ARTBO, un bol d’art frais
Qui l’eût cru ? Bogotá abrite elle aussi une foire d’art contemporain ! L’une des plus importantes d’Amérique latine ! Fondée en 2005 par la Chambre du Commerce de la ville, son originalité participe tant de son modèle économique que de son accrochage. Exit Perrotin, Mennour, Gladstone, Gagosian, chez qui l’on court, une fois franchi le seuil de la Fiac, de la Frieze, ou de Basel. ARTBO s’appréhende comme une balade en forêt, une grande respiration dans l’agenda suffoquant de la rentrée culturelle. Une impression que renforce la thématique rurale qui se dessine sur les cimaises du palais des congrès Corferias.
ARTBO présente un format unique, qui en fait une foire « rafraîchissante », pour reprendre l’expression de sa directrice María Paz Gaviria. Plateforme commerciale qui réunit une soixantaine de galeries – pas plus ! – elle sert également de vitrine aux artistes dépourvus de représentant. Une visibilité porteuse, à plus ou moins long terme, de liquidités. Pourquoi limiter le nombre d’exposants ? Parce que la qualité doit bien sûr primer la quantité. À l’origine d’un parcours à taille humaine, ce quota renforce, qui plus est, l’originalité de Bogotá sur la scène artistique mondiale.
Autre trait distinctif : ARTBO accueille beaucoup plus de galeries colombiennes que d’exposants étrangers. 20 sur 70, cette année. Cela fait partie de son charme. « Le paradoxe de la foire est qu’elle s’est internationalisée tout en gardant sa spécificité », poursuit María Paz Gaviria. À croire que sa valeur ajoutée, celle qui attire un public de plus en plus large à l’échelle mondiale, réside dans son identité nationale.

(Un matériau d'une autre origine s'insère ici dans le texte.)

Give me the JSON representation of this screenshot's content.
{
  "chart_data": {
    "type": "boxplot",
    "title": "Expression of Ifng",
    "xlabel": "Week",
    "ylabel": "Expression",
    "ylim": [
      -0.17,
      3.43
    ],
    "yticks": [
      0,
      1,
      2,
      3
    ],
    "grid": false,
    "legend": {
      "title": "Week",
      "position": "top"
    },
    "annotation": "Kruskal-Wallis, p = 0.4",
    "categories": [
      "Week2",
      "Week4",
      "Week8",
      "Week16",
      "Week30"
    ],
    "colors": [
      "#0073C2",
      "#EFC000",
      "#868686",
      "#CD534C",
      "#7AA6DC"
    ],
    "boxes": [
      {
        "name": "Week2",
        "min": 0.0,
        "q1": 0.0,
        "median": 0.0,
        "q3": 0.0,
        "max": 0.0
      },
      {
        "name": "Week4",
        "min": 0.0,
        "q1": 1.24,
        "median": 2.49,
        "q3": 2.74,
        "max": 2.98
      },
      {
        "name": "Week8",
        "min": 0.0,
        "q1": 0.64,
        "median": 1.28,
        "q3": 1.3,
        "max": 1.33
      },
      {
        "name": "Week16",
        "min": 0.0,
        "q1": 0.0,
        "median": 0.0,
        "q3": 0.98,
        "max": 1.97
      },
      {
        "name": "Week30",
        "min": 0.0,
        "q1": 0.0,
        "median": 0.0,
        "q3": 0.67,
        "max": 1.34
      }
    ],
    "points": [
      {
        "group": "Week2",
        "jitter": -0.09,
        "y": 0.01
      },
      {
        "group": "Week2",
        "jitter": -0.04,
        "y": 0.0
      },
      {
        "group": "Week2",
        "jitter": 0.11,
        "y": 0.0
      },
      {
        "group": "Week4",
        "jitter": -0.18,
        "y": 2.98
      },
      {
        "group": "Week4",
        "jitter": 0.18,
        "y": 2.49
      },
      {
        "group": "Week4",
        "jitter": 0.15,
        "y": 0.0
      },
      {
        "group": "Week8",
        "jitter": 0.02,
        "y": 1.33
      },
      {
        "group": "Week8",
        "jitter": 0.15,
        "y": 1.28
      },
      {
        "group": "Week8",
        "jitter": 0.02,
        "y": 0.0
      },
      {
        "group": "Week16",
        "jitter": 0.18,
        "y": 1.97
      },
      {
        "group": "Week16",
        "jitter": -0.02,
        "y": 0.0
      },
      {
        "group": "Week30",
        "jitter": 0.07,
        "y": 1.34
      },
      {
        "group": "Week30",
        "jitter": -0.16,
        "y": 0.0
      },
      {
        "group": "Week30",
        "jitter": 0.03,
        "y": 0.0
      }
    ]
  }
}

Connue comme l’une des villes les plus vertes d’Amérique latine, Bogotá se voit elle-même prise entre deux autres feux. « C’est cette tension entre ruralité et urbanité que je voulais explorer cette année », explique Beatriz López, l’une des directrices artistiques de la foire. D’où la végétalité de l’accrochage. Rien d’étonnant à ce que les galeries La Cometa et Aurora – avec des noms pareils ! – défendent des artistes tournés vers la nature ; dont Ricardo Cárdenas pour l’une, et John Nomesqui, pour l’autre. Du premier nous retiendrons un nuage jaune en acier qui, par sa matière, ressemble davantage à un buisson ardent. Qui s’y frotterait, s’y piquerait sûrement. Le second signe un tronc revêtu d’un manteau tricoté en papier, technique typique du plasticien qui invite le spectateur à un comportement écologique.
Qui dit chantier, dit généralement destruction de la flore à proximité. Ce que dénonce le stand Otros 360° à travers les œuvres d’Evelyn Tovar, personnellement pour le progrès, quoique sceptique quant à certaines méthodes employées pour y atteindre. Comment réconcilier nature et architecture ? Telle est la question que pose par exemple Euphorbia cyathophora, un tapis de découpe vert où l’artiste a gravé les courbes d’une plante en voie de disparition. Et que dire de Sheroanawë Hakihiiwë, le chouchou de la galerie ABRA Caracas ? Ce dessinateur vénézuélien travaille au fin fond de l’Amazonie, sur des papiers spécialement conçus pour lui, à partir de feuilles de plantains, entre autres. Sa série Dead Trees n’a rien de morbide, au contraire ! Elle figure des arbres noirs recouverts de points blancs, soit de champignons qui n’auraient jamais pu pousser si le sol alentour n’était pas viable. Comme quoi, l’espoir fait effectivement vivre.